AL-Kindi juga menolak pendapat yang menganggap sifat-sifat Tuhan itu berdiri sendiri. Tuhan haruslah merupakan keesaan mutlak. Bukan keesaan metaforis yang hanya berlaku pada obyek-obyek yang dapat ditangkap indera. Menurut Al-Kindi, Tuhan tidak memiliki sifat-sifat dan atribut-atribut lain yang terpisah dengan-Nya, tetapi sifat-sifat dan atribut-atribut tersebut haruslah tak terpisahkan dari Zat-Nya.[28]
Al-Kindi juga menyatakan bahwa Allah itu hanya bisa dilukiskan dengan kata-kata negative; Allah tidak sama dengan ciptaan-Nya, Allah tidak berbentuk, Allah tidak berbilang, Allah tidak berbagi. Ia adalah Maha Esa (wahdat) dan yang selainnya berbilang.[29] Jadi Al-Kindi dalam mengesakan Allah amat menekankan ketidak samaan-Nya dengan ciptaan-Nya.
Al-Kindi dalam membuktikan adanya Tuhan, ia memajukan tiga argument yaitu:
1.      Baharunya alam. Dalam hal ini al-Kindi mengemukkan pertanyaan secara filosofis; apakah mungkin sesuatu menjadi penyebab bagi wujud dirinya? Dengan tegas al-Kindi menjawab; tidak mungkin, karena alam ini mempunyai permulaan waktu, setiap yang mempunyai permulaan akan ada sesudahnya, justru itu setiap benda atau alam pasti ada yang mewujudkannya, mustahil benda itu sendiri yang menjadi penyebabnya. Maka yang mewujudkannya itulah Tuhan.

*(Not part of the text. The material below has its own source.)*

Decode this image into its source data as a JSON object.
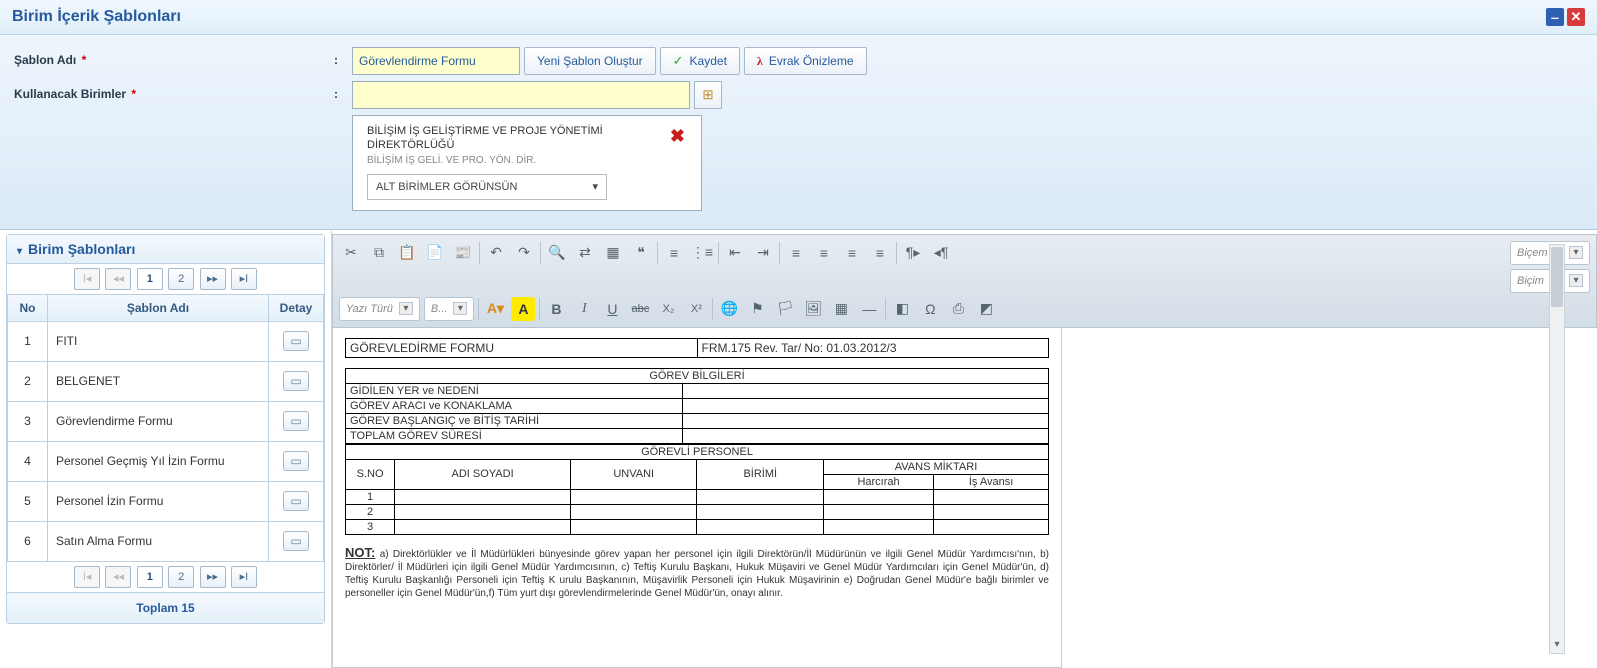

2.      Keaneka ragaman dalam wujud. Menurut al-Kindi dalam alam empiris ini tidak mungkin ada keanekaragaman tanpa ada keseragaman atau sebaliknya. Terjadinya keanekaragaman dan keragaman ini bukan sekedar kebetulan, tetapi ada yang menyebabkan dan yang merancangnya. Sebagai penyebabnya mustahil alam itu sendiri.kalau penyebabnya alam itu sendiri, maka akan terjadi rangkaian yang tidak akan habis-habisnya. Sementara sesuatu yang tidak berakhir tidak mungkin terjadi. Karena harus ada ‘illat atau syarat yang berada di luar alam itu sendiri. Itulah Tuhan Allah SWT.
3.      Kerapian alam. menurut al-Kindi bahwa alam empiris ini tidak mungkin terkendali dan teratur tanpa ada yang mengatur. Pengendali dan pengatur tentu berada di luar alam. Zat itu tidak terlihat pada ala mini. Itulah adanya Tuhan.[30]

5.      Filsafat Jiwa (Al-Nafs) al-Kindi
Didalam al-Qur’an dan hadits Nabi SAW, tidak menjelaskan secara tegas tentang roh atau jiwa. Bahkan Al-Qur’an sebagai sumber pokok ajaran Islam menginformasikan bahwa manusia tidak akan mengetahui hakikat roh karena itu adalah urusan Allah bukan urusan manusia.[31] Oleh karena itu kaum filosof Muslim membahas jiwa mendasarkannya pada filsafat jiwa yang dikemukakan oleh filosof Yunani, kemudian mereka selaraskan dengan ajaran Islam.[32]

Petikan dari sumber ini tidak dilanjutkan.